Indonesia's external debt in February 2024 was recorded at US$ 407.3 billion, or grew 1.4 percent year on year (yoy), an increase compared to the previous month's position which grew 0.2 percent (yoy).
"The increase mainly came from the public sector, both the government and the central bank. The development of the external debt position was also influenced by the weakening of the US dollar against several global currencies, including the rupiah," Erwin said in Jakarta on Friday.
Indonesia's external debt structure remains healthy, supported by prudential principles in its management. This is reflected in the ratio of Indonesia's external debt to gross domestic product (GDP) of 29.5 percent. Long-term external debt dominates, with an 86.9 percent share of total external debt.

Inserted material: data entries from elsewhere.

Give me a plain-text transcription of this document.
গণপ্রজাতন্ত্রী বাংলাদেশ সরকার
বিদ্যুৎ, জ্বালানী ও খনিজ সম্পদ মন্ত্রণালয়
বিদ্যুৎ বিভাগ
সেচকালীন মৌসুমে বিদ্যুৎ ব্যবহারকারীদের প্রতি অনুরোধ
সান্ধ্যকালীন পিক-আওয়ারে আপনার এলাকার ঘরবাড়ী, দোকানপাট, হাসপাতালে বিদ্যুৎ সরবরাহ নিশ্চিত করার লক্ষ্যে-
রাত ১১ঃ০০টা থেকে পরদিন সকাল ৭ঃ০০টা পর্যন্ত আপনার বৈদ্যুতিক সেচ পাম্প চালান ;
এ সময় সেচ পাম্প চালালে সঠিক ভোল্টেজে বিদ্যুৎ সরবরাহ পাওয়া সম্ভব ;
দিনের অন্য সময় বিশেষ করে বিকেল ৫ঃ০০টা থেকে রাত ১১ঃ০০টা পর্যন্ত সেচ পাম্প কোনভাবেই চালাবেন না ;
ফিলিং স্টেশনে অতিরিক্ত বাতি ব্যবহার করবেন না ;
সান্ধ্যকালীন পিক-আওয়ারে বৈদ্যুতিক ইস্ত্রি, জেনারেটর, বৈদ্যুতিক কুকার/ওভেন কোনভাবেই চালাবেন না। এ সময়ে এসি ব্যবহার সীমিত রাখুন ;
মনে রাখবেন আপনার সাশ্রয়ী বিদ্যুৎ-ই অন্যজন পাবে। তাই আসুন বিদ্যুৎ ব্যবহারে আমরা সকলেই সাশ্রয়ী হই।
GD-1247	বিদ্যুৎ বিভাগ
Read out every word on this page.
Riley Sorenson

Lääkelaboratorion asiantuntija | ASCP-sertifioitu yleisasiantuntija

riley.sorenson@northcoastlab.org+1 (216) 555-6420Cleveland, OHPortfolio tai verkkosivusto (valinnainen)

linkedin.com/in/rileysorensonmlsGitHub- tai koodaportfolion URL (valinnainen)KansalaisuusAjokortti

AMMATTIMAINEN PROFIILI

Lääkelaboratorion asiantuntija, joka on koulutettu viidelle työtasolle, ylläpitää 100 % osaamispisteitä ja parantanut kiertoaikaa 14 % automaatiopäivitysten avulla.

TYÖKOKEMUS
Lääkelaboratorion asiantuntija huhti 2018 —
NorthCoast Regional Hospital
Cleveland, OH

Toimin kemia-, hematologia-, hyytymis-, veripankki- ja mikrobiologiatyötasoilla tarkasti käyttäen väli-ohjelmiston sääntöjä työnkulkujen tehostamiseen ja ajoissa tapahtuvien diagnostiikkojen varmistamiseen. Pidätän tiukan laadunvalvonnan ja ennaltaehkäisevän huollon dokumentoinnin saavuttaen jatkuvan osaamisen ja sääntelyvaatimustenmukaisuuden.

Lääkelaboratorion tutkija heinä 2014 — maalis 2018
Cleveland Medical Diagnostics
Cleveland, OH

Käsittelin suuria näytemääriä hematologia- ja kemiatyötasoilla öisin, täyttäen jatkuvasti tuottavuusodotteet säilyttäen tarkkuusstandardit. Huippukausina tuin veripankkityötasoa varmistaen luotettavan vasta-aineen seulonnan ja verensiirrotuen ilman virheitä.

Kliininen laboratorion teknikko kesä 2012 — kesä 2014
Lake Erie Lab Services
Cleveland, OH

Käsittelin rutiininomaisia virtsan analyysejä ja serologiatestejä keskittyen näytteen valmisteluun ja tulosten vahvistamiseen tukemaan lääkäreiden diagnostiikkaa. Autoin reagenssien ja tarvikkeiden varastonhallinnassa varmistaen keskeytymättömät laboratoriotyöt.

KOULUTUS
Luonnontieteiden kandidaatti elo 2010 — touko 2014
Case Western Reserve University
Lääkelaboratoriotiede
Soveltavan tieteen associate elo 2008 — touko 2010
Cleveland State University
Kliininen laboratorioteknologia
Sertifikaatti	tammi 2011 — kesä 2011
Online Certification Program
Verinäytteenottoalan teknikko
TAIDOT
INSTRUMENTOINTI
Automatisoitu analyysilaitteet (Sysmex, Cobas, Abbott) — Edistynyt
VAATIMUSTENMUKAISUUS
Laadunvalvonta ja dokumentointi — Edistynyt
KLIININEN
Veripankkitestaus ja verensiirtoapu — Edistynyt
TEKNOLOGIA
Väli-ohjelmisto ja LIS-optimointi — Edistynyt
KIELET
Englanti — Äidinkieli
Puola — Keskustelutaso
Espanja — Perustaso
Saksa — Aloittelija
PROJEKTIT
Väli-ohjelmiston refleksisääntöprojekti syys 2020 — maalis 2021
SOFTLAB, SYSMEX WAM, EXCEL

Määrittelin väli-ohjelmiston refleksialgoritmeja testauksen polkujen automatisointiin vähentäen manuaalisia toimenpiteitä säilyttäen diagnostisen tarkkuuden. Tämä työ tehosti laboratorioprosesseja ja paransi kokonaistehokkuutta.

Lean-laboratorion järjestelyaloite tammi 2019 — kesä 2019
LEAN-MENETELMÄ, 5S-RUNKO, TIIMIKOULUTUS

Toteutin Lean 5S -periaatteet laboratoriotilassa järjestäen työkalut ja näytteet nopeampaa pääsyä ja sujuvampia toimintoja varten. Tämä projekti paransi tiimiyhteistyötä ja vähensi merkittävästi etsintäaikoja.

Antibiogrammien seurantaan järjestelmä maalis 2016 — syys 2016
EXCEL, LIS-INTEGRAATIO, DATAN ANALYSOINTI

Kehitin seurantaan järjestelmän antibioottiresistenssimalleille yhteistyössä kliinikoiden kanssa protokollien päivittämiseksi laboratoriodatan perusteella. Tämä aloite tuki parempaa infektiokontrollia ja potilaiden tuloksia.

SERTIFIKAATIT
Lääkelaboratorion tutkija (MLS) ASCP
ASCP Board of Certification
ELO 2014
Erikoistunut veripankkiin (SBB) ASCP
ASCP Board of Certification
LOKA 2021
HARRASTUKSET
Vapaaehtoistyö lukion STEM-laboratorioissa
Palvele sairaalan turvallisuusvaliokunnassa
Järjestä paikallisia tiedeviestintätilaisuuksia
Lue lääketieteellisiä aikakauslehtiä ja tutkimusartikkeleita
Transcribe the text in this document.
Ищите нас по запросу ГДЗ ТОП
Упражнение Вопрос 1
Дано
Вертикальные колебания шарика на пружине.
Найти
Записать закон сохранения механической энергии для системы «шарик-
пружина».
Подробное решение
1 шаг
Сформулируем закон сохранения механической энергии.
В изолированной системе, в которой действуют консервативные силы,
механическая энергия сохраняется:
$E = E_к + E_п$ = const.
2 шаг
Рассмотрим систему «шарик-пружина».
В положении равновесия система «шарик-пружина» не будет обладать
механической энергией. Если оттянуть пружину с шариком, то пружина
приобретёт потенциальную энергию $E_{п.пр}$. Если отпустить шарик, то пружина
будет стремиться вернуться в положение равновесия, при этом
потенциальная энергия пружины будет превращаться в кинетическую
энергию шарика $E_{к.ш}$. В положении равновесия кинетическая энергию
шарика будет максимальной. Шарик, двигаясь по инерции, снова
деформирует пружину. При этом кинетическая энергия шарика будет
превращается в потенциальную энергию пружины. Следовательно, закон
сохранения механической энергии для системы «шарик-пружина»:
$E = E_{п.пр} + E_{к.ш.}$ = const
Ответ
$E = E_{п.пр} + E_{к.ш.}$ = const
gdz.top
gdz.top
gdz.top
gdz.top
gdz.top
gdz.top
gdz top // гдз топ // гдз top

To maintain a healthy external debt structure, Bank Indonesia and the government continue strengthening coordination in monitoring external debt developments, supported by applying the prudential principle in its management.
The role of external debt will also continue to be optimized in supporting development financing and encouraging sustainable national economic growth, by minimizing risks that can affect economic stability.
Furthermore, Erwin said that government external debt remains under control and is managed in a measured, efficient and accountable manner.
The government's external debt position in February 2024 was recorded at US$ 194.8 billion, or 1.3 percent (yoy), an increase compared to 0.1 percent (yoy) in the previous month.
The development of external debt was mainly due to the withdrawal of foreign loans, especially multilateral loans, used to finance several government programs and projects.
External debt is one component of the State Budget (APBN) financing instrument. To continue economic growth, it supports government efforts in financing productive sectors and priority spending.
Government external debt continues to be managed prudently, credibly, and accountably to support spending, including in the health services and social activities sector (21.1 percent of total government external debt); government administration, defense, and mandatory social security (18.1 percent); education services (16.9 percent); construction (13.7 percent); and financial and insurance services (9.7 percent).
The position of government external debt is relatively safe and under control considering that almost all external debt has long-term tenors with a share of 99.98 percent of total government external debt.
Private external debt continued to contract growth. The position of private external debt in February 2024 was recorded stable at around US$ 197.4 billion.
On an annual basis, private external debt contracted growth by 1.3 percent (yoy), continuing the contraction in the previous month of 2.3 percent (yoy).
The contraction in external debt growth came from financial institutions and non-financial institution companies, each by 1.3 percent (yoy).
Based on economic sector, the largest private external debt came from the manufacturing industry sector; financial services and insurance; electricity, gas, steam/hot water, and cold air procurement; and mining and quarrying, with a share of 78.3 percent of total private external debt.
Private external debt also remains dominated by long-term external debt with a share of 76.3 percent of total private external debt.